The women were sent home Saturday evening following their surgeries, but more than two dozen were later rushed in ambulances to private hospitals after falling ill. By Tuesday, eight of the women had died, Pardeshi said.

"They have all had the same symptoms," including low blood pressure, headaches, breathing problems and signs of shock, said Arvind Gupta, the director of Apollo Hospital, one of the facilities where the sick women were taken. Autopsies were being performed on those who died.

The state has suspended the three government doctors who performed the surgeries, Pardeshi said. It also will give compensation payments of about $3,300 to each of the victims' families.

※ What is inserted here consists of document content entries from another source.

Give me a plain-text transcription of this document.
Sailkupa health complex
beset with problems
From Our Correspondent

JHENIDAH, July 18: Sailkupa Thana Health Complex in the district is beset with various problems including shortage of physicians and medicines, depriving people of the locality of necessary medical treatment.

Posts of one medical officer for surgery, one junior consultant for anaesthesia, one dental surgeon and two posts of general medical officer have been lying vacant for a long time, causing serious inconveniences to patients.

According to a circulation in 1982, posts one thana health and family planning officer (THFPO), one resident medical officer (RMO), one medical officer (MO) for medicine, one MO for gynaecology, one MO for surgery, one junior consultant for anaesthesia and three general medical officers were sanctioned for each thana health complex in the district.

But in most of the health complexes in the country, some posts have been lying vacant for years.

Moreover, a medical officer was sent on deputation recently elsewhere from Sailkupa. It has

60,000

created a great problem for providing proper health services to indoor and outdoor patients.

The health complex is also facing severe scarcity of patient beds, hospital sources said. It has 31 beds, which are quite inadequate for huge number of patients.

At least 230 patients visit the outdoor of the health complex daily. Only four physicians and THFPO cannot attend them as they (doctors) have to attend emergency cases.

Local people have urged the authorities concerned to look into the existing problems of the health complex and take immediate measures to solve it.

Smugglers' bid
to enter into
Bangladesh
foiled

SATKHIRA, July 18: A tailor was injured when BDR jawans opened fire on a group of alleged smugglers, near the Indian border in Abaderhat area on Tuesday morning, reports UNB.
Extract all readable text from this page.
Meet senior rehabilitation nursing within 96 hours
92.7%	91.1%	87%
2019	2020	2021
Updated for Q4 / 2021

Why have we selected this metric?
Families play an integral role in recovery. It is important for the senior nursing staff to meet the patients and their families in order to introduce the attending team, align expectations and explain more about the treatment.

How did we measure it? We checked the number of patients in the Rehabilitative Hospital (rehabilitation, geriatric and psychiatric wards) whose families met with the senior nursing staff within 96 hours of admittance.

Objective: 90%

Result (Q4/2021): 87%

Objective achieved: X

India's government - long concerned with fast growth in a country whose population has reached 1.3 billion - offers free sterilization to both women and men who want to avoid the risk and cost of having a baby, though the vast majority of patients are women.

In many cases, they are offered a one-time payment for undergoing surgery of about $10-$20, or about a week's pay for a poor person in India. Hundreds of millions of Indians live in poverty.

It was not immediately clear whether the women in Bilaspur were paid for undergoing Saturday's operations.

India has the world's highest rate of sterilization among women, with about 37 percent undergoing such operations, compared with 29 percent in China, according to 2006 statistics reported by the United Nations. In 2011-12, the government said 4.6 million Indian women had been sterilized.

While India's central government stopped setting targets for sterilizing women in the 1990s, activists such as Brinda Karat of the All India Democratic Women's Association say state governments still set sterilization quotas that lead health authorities to coerce patients into surgery rather than advising them on other forms of contraception.

"These women have become victims because of the target-based approach to population control," Karat told reporters Tuesday, while demanding that the state's health minister resign.